Edington travelled extensively throughout South Africa on field work. He continued his work under trying conditions during the Anglo-Boer War (1899-1902), but in August 1901 left the Institute on sick leave for six months. In July 1902 he was sent to investigate an outbreak of trypanosomiasis among domestic animals in Mauritius, and later visited Zanzibar for the same purpose. He resigned his post in 1905 and returned to Scotland for further study, obtaining the Diploma in Tropical Medicine and Hygiene and the Diploma in Public Health in 1906. Upon his return to South Africa he opened a practice in Lydenburg, Transvaal. In 1909 he moved to Johannesburg, and in 1912 to Howick, Natal.
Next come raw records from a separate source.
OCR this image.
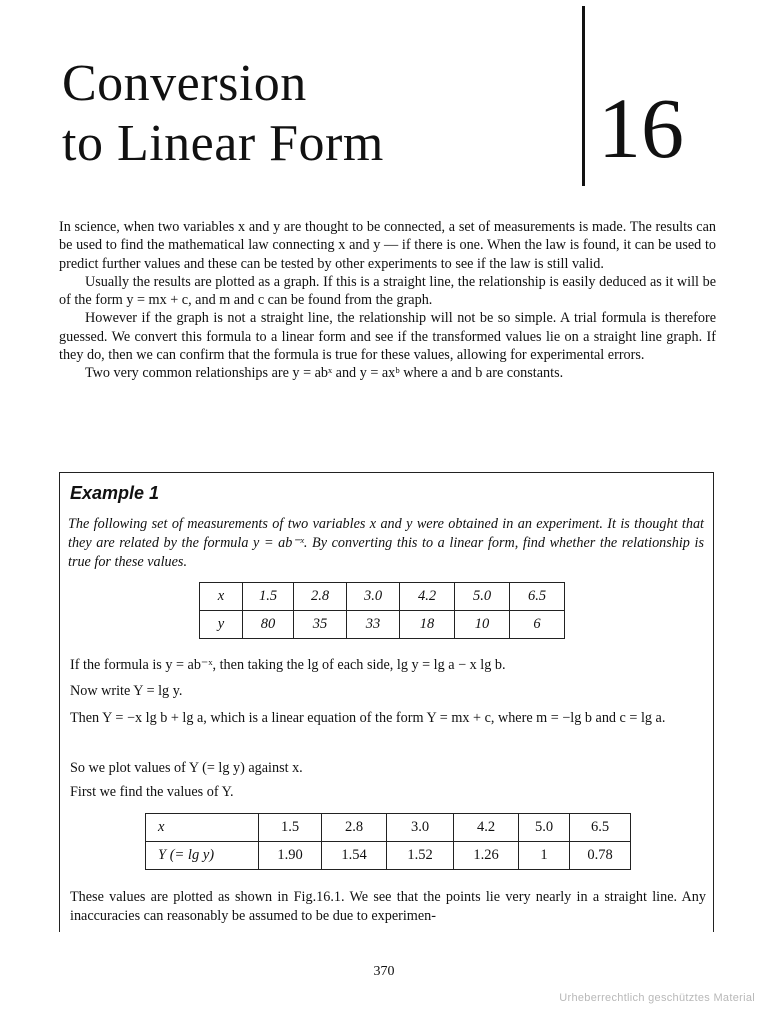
Conversion
to Linear Form 16

In science, when two variables x and y are thought to be connected, a set of measurements is made. The results can be used to find the mathematical law connecting x and y — if there is one. When the law is found, it can be used to predict further values and these can be tested by other experiments to see if the law is still valid.

Usually the results are plotted as a graph. If this is a straight line, the relationship is easily deduced as it will be of the form y = mx + c, and m and c can be found from the graph.

However if the graph is not a straight line, the relationship will not be so simple. A trial formula is therefore guessed. We convert this formula to a linear form and see if the transformed values lie on a straight line graph. If they do, then we can confirm that the formula is true for these values, allowing for experimental errors.

Two very common relationships are y = abˣ and y = axᵇ where a and b are constants.

Example 1
The following set of measurements of two variables x and y were obtained in an experiment. It is thought that they are related by the formula y = ab⁻ˣ. By converting this to a linear form, find whether the relationship is true for these values.
x	1.5	2.8	3.0	4.2	5.0	6.5
y	80	35	33	18	10	6
If the formula is y = ab⁻ˣ, then taking the lg of each side, lg y = lg a − x lg b.
Now write Y = lg y.
Then Y = −x lg b + lg a, which is a linear equation of the form Y = mx + c, where m = −lg b and c = lg a.
So we plot values of Y (= lg y) against x.
First we find the values of Y.
x	1.5	2.8	3.0	4.2	5.0	6.5
Y (= lg y)	1.90	1.54	1.52	1.26	1	0.78
These values are plotted as shown in Fig.16.1. We see that the points lie very nearly in a straight line. Any inaccuracies can reasonably be assumed to be due to experimen-
370
Urheberrechtlich geschütztes Material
During World War I (1914-1918) he served in the East Africa Campaign as a lieutenant-colonel in the South African Medical Corps, returning at the end of 1917 to become superintendent of Grey's Hospital in Pietermaritzburg. In 1919 he published "Some remarks on Spanish Influenza - its nature and aetiology" in The Lancet. He retired in 1922 and settled in Greytown, Natal, where he opened a practice and served as medical officer of health. The next year he wrote to Prof. J.J.R. Macleod in Toronto, Canada, in whose laboratory insulin had been discovered in November 1921, to enquire how he could obtain some of the drug for his diabetic patients.